AMD is leaning into the growing buzz around AI agents with a new guide that walks users through running the OpenClaw AI agent on two of its newest hardware platforms: Ryzen AI MAX APUs and Radeon AI PRO GPUs. The goal is simple—make it easier for people to set up personal, fully local AI agents while showing just how much performance AMD’s latest chips and graphics cards can deliver for large language models.

To demonstrate how OpenClaw can be deployed across different types of systems, AMD outlines two main configurations. The first is RyzenClaw, designed around Ryzen AI MAX SoCs found in high-end laptops and mini PCs. The second is RadeonClaw, tailored for workstation-class setups powered by Radeon AI PRO graphics cards.

One of the biggest advantages AMD highlights with Ryzen AI MAX+ systems is memory capacity. These platforms support up to 128GB of fast unified memory, and AMD notes you can allocate as much as 112GB of that as VRAM to the integrated Radeon 8000S graphics. That’s a major deal for local AI because memory limits are often what keep large LLMs out of reach on compact computers. With this kind of headroom, AMD positions Ryzen AI MAX+ machines as capable options for running very large models locally, including configurations like Qwen 3.5 122B.

On performance, AMD shares figures for both single-agent and multi-agent workloads. For Qwen 3.5 122B A10B, Ryzen AI MAX+ is listed at up to 19 tokens per second on a single agent, along with multi-agent support up to two agents and 95K context concurrency. AMD also points out that multiple Ryzen AI MAX+ systems can be linked together to scale into faster workstation-style AI setups.

For more mainstream large-model workloads such as Qwen 3.5 35B A3B, Ryzen AI MAX+ is shown reaching around 45 tokens per second, and processing 10,000 input tokens in about 19.5 seconds. AMD also claims a maximum context window of 260K, and says multi-agent workflows can expand to a 6 x 95K concurrency range depending on the use case.

For users who want workstation GPU muscle, AMD’s RadeonClaw example focuses on the Radeon AI PRO R9700, described as its fastest 32GB RDNA 4-based GPU. AMD reports that a single AI PRO R9700 can handle 10,000 input tokens in just 4.4 seconds, delivering roughly 120 tokens per second. The context window is listed at 190K, with a multi-agent rate of 2 x 95K. For bigger local AI needs, AMD notes that workstation builds can scale up to four AI PRO R9700 GPUs, totaling 128GB of VRAM—enough to run larger 128B-class models locally with far fewer compromises.

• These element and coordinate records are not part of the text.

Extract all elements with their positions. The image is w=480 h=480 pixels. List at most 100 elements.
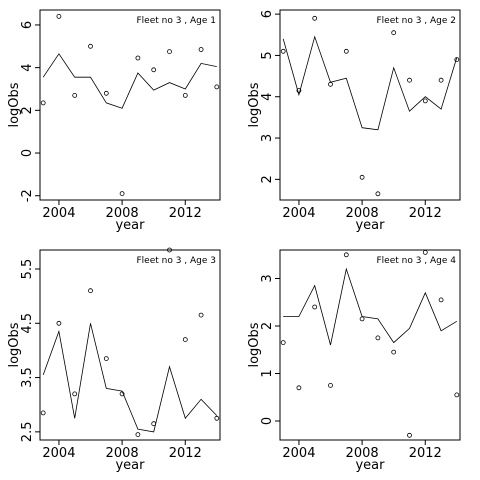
data-point [135,55,141,61]
plot-frame [39,249,221,441]
data-point [312,15,318,21]
x-axis-title: year [115,218,145,233]
x-tick-label: 2004 [282,206,315,221]
y-tick-label: 3 [260,274,275,282]
y-tick-label: 6 [20,21,35,29]
data-point [438,77,444,83]
data-point [40,100,46,106]
y-tick-label: 6 [260,10,275,18]
x-axis-title: year [115,458,145,473]
y-tick-label: -2 [20,189,35,202]
data-point [56,320,62,326]
y-tick-label: 2.5 [20,422,35,443]
series-line [42,53,217,109]
y-tick-label: 4 [260,93,275,101]
data-point [454,57,460,62]
data-point [182,337,188,343]
data-point [88,288,93,294]
plot-frame [39,9,221,201]
y-tick-label: 0 [260,417,275,425]
y-axis-title: logObs [7,82,22,127]
series-line [42,323,218,433]
data-point [103,90,109,96]
y-axis-title: logObs [247,322,262,367]
y-tick-label: 3.5 [20,367,35,388]
y-tick-label: 5 [260,51,275,59]
data-point [296,88,302,93]
x-tick-label: 2008 [346,206,379,221]
data-point [328,81,333,87]
series-line [283,267,458,346]
data-point [167,247,172,253]
y-tick-label: 4.5 [20,313,35,334]
panel-title: Fleet no 3 , Age 3 [136,256,216,266]
data-point [407,432,412,438]
y-tick-label: 4 [20,63,35,71]
data-point [214,84,220,90]
panel-title: Fleet no 3 , Age 4 [376,256,456,266]
y-tick-label: 2 [20,106,35,114]
data-point [88,43,93,49]
y-tick-label: 5.5 [20,259,35,280]
data-point [119,391,125,397]
data-point [103,356,109,362]
x-tick-label: 2004 [42,206,75,221]
data-point [343,252,349,258]
data-point [151,67,157,73]
panel-title: Fleet no 3 , Age 1 [136,16,216,26]
x-tick-label: 2004 [42,446,75,461]
x-tick-label: 2012 [169,206,202,221]
x-tick-label: 2008 [346,446,379,461]
data-point [119,191,125,197]
data-point [375,335,381,341]
y-tick-label: 2 [260,322,275,330]
data-point [359,174,365,180]
data-point [72,391,78,397]
y-axis-title: logObs [7,322,22,367]
data-point [135,432,141,438]
chart-panel-2: 2004 2008 2012 2 3 4 5 6 year logObs Fleet no 3 , … [247,9,461,233]
data-point [407,77,412,83]
series-line [282,35,458,131]
x-axis-title: year [355,218,385,233]
data-point [182,93,188,98]
data-point [198,47,204,52]
data-point [375,191,381,197]
data-point [198,312,204,318]
x-tick-label: 2008 [106,446,139,461]
data-point [280,48,286,54]
data-point [422,98,428,104]
y-tick-label: 3 [260,134,275,142]
data-point [391,30,397,36]
data-point [296,385,302,391]
data-point [167,49,172,54]
y-axis-title: logObs [247,82,262,127]
data-point [454,392,460,398]
data-point [391,349,397,355]
y-tick-label: 0 [20,149,35,157]
data-point [312,304,318,310]
plot-frame [279,9,461,201]
x-tick-label: 2012 [409,206,442,221]
y-tick-label: 1 [260,369,275,377]
x-axis-title: year [355,458,385,473]
data-point [72,93,78,98]
data-point [328,382,333,388]
panel-title: Fleet no 3 , Age 2 [376,16,456,26]
x-tick-label: 2004 [282,446,315,461]
data-point [422,249,428,255]
plot-frame [279,249,461,441]
y-tick-label: 2 [260,175,275,183]
x-tick-label: 2012 [409,446,442,461]
data-point [280,340,286,346]
data-point [359,316,365,322]
x-tick-label: 2008 [106,206,139,221]
data-point [343,48,349,54]
data-point [151,421,157,427]
data-point [438,297,444,303]
data-point [56,13,62,19]
data-point [40,410,46,416]
data-point [214,415,220,421]
chart-panel-3: 2004 2008 2012 2.5 3.5 4.5 5.5 year logObs Fleet … [7,247,221,473]
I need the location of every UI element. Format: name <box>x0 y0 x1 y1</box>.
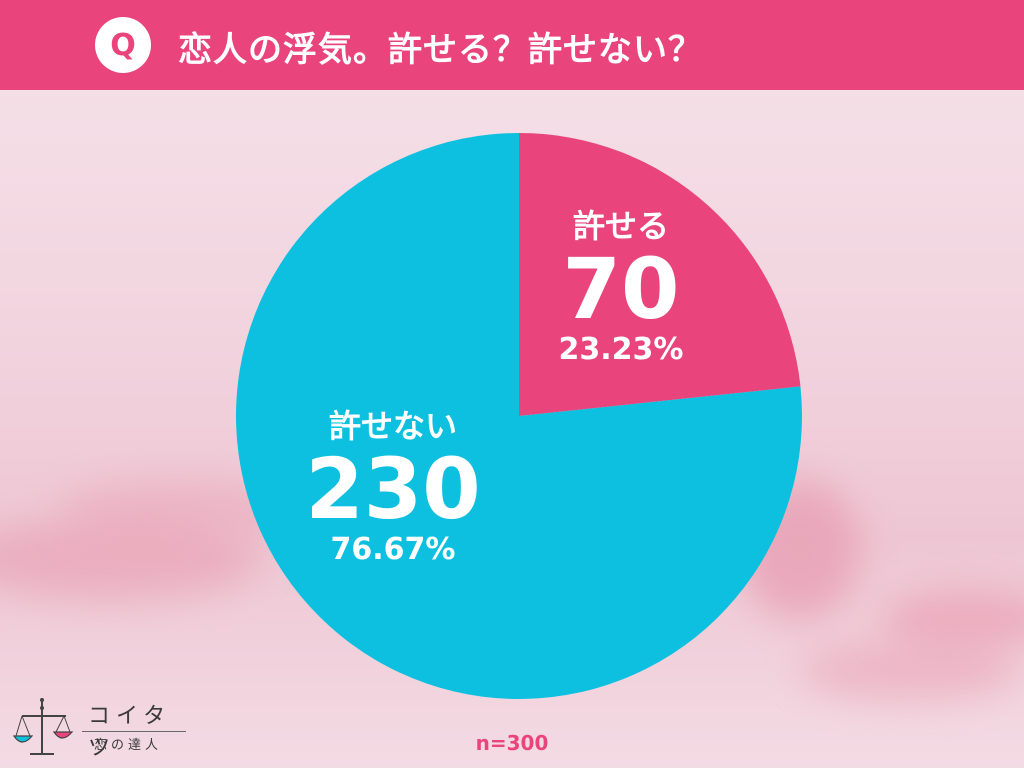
slice-label-yuruseru: 許せる 70 23.23% <box>559 206 684 368</box>
logo-subtitle: 恋の達人 <box>94 738 163 753</box>
logo-name: コイタツ <box>88 704 172 761</box>
slice-count: 70 <box>562 240 680 338</box>
question-badge-icon: Q <box>95 17 151 73</box>
scale-logo-icon <box>12 698 74 755</box>
slice-percent: 76.67% <box>330 532 456 567</box>
slice-label-yurusenai: 許せない 230 76.67% <box>305 406 480 568</box>
slice-name: 許せる <box>572 207 670 245</box>
logo: コイタツ 恋の達人 <box>8 692 198 764</box>
header-bar: Q 恋人の浮気。許せる？許せない？ <box>0 0 1024 90</box>
slice-name: 許せない <box>328 407 457 445</box>
logo-divider <box>82 731 186 732</box>
background-blur <box>800 640 1020 700</box>
page-title: 恋人の浮気。許せる？許せない？ <box>178 30 703 70</box>
sample-size: n=300 <box>475 731 549 755</box>
slice-percent: 23.23% <box>558 332 684 367</box>
pie-slice-1 <box>236 133 802 700</box>
pie-slice-0 <box>519 133 801 416</box>
slice-count: 230 <box>305 440 481 538</box>
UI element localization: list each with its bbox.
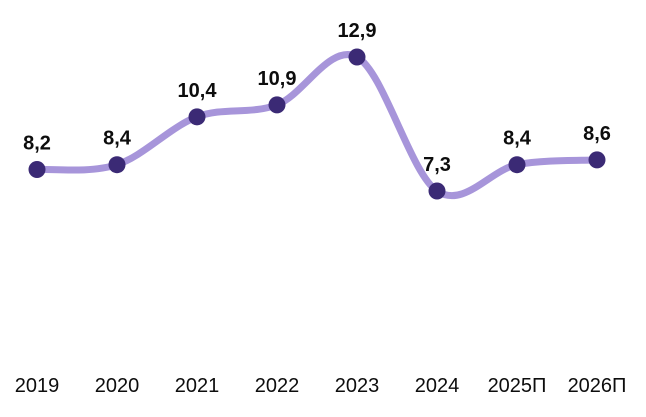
value-label-2023: 12,9: [338, 20, 377, 42]
value-label-2019: 8,2: [23, 133, 51, 155]
data-point-2026П: [588, 151, 606, 169]
x-axis-label-2025П: 2025П: [488, 375, 547, 397]
x-axis-label-2020: 2020: [95, 375, 140, 397]
value-label-2024: 7,3: [423, 154, 451, 176]
data-point-2023: [348, 48, 366, 66]
line-series: [33, 51, 601, 200]
value-label-2020: 8,4: [103, 128, 132, 150]
x-axis-label-2026П: 2026П: [568, 375, 627, 397]
data-point-2025П: [508, 156, 526, 174]
data-point-2024: [428, 182, 446, 200]
value-label-2026П: 8,6: [583, 123, 611, 145]
value-label-2021: 10,4: [178, 80, 218, 102]
x-axis-label-2021: 2021: [175, 375, 220, 397]
x-axis-label-2019: 2019: [15, 375, 60, 397]
x-axis-label-2023: 2023: [335, 375, 380, 397]
data-point-2020: [108, 156, 126, 174]
x-axis-label-2022: 2022: [255, 375, 300, 397]
value-label-2025П: 8,4: [503, 128, 532, 150]
data-point-2019: [28, 160, 46, 178]
x-axis-label-2024: 2024: [415, 375, 460, 397]
data-point-2022: [268, 96, 286, 114]
data-point-2021: [188, 108, 206, 126]
value-label-2022: 10,9: [258, 68, 297, 90]
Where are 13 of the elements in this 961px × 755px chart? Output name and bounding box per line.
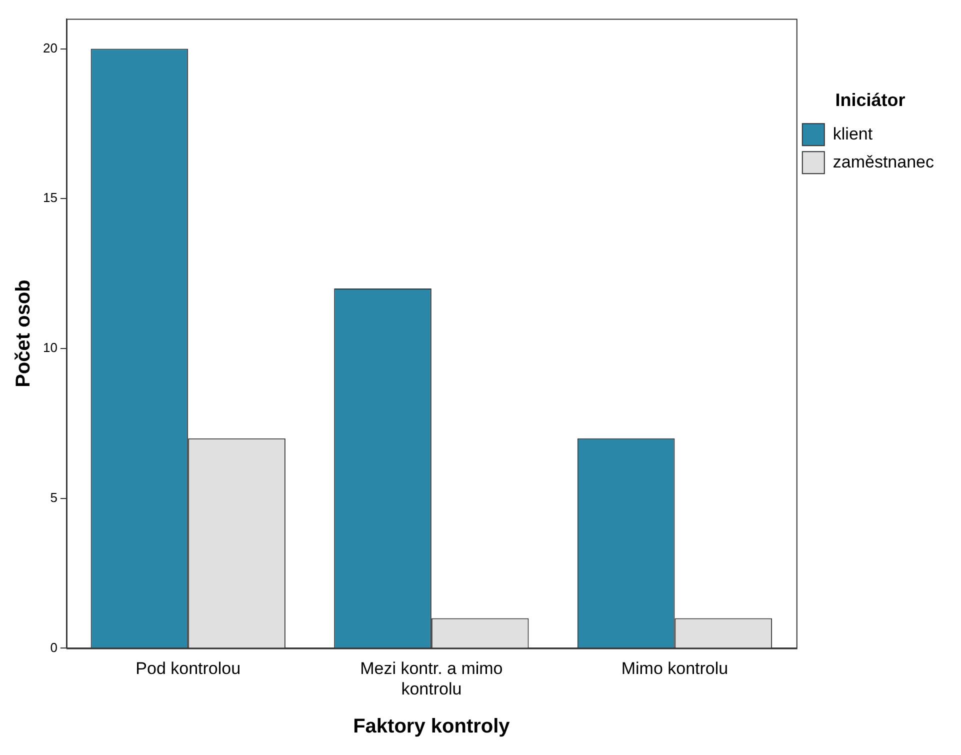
y-tick-label: 20 [42,40,58,56]
x-axis-title: Faktory kontroly [353,716,511,738]
y-tick-label: 10 [42,340,58,356]
x-tick-label: Mimo kontrolu [621,659,728,678]
y-axis-title: Počet osob [12,280,35,388]
x-tick-label: Mezi kontr. a mimo kontrolu [360,659,503,698]
y-tick-label: 5 [50,490,58,505]
legend-title: Iniciátor [835,90,906,110]
legend-label: klient [832,124,873,144]
y-tick-label: 15 [42,190,58,206]
x-tick-label: Pod kontrolou [136,659,241,678]
legend-label: zaměstnanec [832,152,934,172]
y-tick-label: 0 [50,640,58,655]
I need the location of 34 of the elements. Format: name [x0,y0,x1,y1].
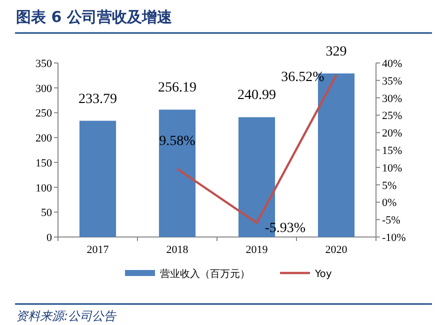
y-tick-label: 350 [36,58,52,70]
y2-tick-label: 5% [382,180,397,192]
y-tick-label: 0 [46,232,52,244]
data-label: 233.79 [78,92,117,107]
y2-tick-label: -10% [382,232,406,244]
x-tick-label: 2018 [166,244,189,256]
y2-tick-label: 35% [382,75,402,88]
y2-tick-label: 25% [382,110,402,122]
y-tick-label: 100 [36,182,52,194]
y2-tick-label: 0% [382,197,397,210]
text: 资料来源:公司公告 [16,309,118,323]
x-tick-label: 2020 [325,244,348,256]
y-tick-label: 300 [36,82,52,95]
bar [158,110,196,237]
data-label: 256.19 [158,80,196,96]
legend-label: 营业收入（百万元） [160,268,250,280]
y2-tick-label: 10% [382,162,402,174]
legend-label: Yoy [314,269,332,280]
y2-tick-label: 20% [382,128,402,140]
y-tick-label: 250 [36,108,52,120]
data-label: 240.99 [238,88,276,104]
y-tick-label: 200 [36,132,52,145]
y2-tick-label: 30% [382,92,402,105]
data-label: 329 [326,44,347,60]
y2-tick-label: 40% [382,58,402,70]
y2-tick-label: -5% [382,214,400,227]
x-tick-label: 2019 [246,244,268,256]
chart-title: 图表 6 公司营收及增速 [16,8,173,26]
y-tick-label: 50 [41,207,52,220]
bar [79,120,116,237]
x-tick-label: 2017 [86,244,110,256]
y-tick-label: 150 [36,157,52,170]
data-label: 9.58% [159,134,196,149]
y2-tick-label: 15% [382,145,402,157]
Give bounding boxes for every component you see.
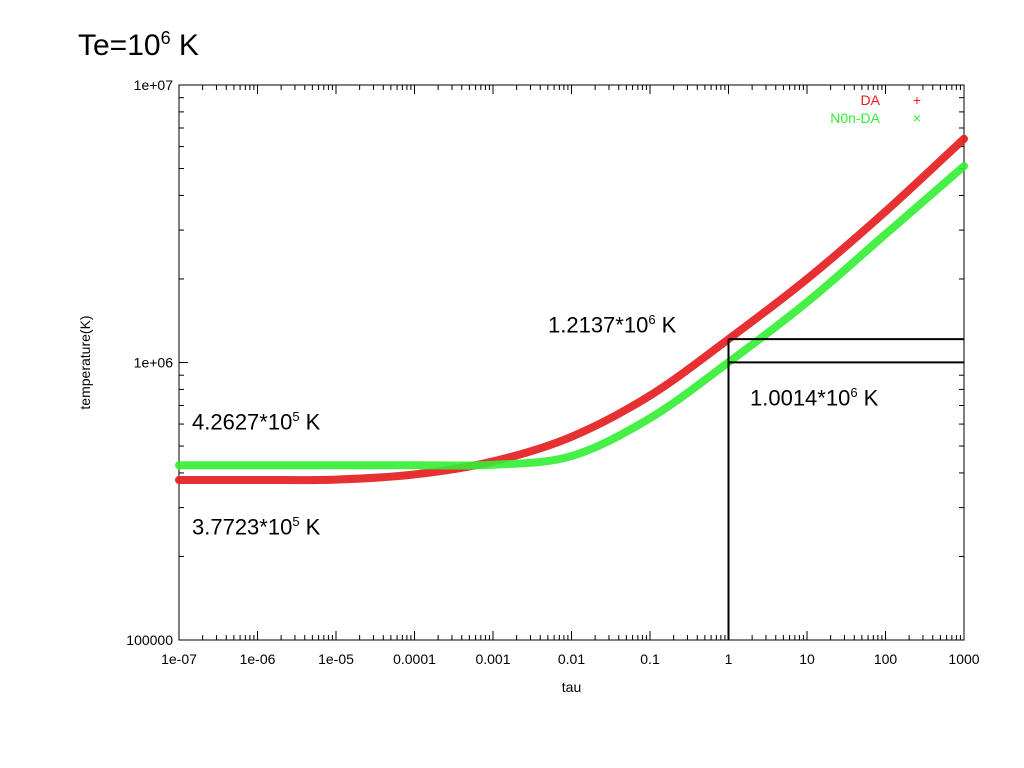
series-line-n0n-da bbox=[175, 162, 968, 470]
legend-label-n0n-da: N0n-DA bbox=[830, 110, 880, 126]
x-axis-label: tau bbox=[562, 679, 581, 695]
annotation-nonda-at-tau1: 1.0014*106 K bbox=[750, 385, 879, 411]
y-tick-label: 100000 bbox=[126, 632, 173, 648]
x-tick-label: 1 bbox=[725, 651, 733, 667]
annotation-da-low: 3.7723*105 K bbox=[192, 514, 321, 540]
page-title: Te=106 K bbox=[78, 28, 199, 62]
y-tick-label: 1e+07 bbox=[134, 77, 174, 93]
x-tick-label: 1e-05 bbox=[318, 651, 354, 667]
legend-label-da: DA bbox=[861, 92, 881, 108]
x-tick-label: 100 bbox=[874, 651, 898, 667]
x-tick-label: 0.1 bbox=[640, 651, 660, 667]
annotation-nonda-low: 4.2627*105 K bbox=[192, 409, 321, 435]
x-tick-label: 10 bbox=[799, 651, 815, 667]
series-line-da bbox=[175, 134, 968, 485]
legend-marker-n0n-da: × bbox=[913, 110, 921, 126]
y-axis-label: temperature(K) bbox=[77, 315, 93, 409]
x-tick-label: 0.001 bbox=[475, 651, 510, 667]
annotation-da-at-tau1: 1.2137*106 K bbox=[548, 312, 677, 338]
x-tick-label: 0.01 bbox=[558, 651, 585, 667]
legend-marker-da: + bbox=[913, 92, 921, 108]
y-tick-label: 1e+06 bbox=[134, 355, 174, 371]
x-tick-label: 1000 bbox=[948, 651, 979, 667]
x-tick-label: 1e-07 bbox=[161, 651, 197, 667]
x-tick-label: 1e-06 bbox=[240, 651, 276, 667]
x-tick-label: 0.0001 bbox=[393, 651, 436, 667]
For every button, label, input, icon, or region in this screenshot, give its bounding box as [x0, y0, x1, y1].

To make setup less intimidating, AMD also shares a “Best Known Configuration” approach for getting OpenClaw running through WSL2. The configuration is positioned as a relatively quick start for early adopters building personal AI agents, and includes:
– Fully local LLM provisioning
– Functional Memory.md support for local embedding
– LM Studio (llama.cpp) as the engine underneath
– Browser control within WSL2
– Estimated setup time of under an hour

The broader message from AMD is clear: it’s not only shipping new AI-capable hardware, but also trying to lower the barrier for actually using that horsepower in real workflows. And while high-end Ryzen AI MAX+ laptops and mini PCs are still priced like compact workstations, AMD is clearly betting that interest in local AI agents—and the privacy, speed, and control they can offer—will keep growing across both professional and everyday PC users.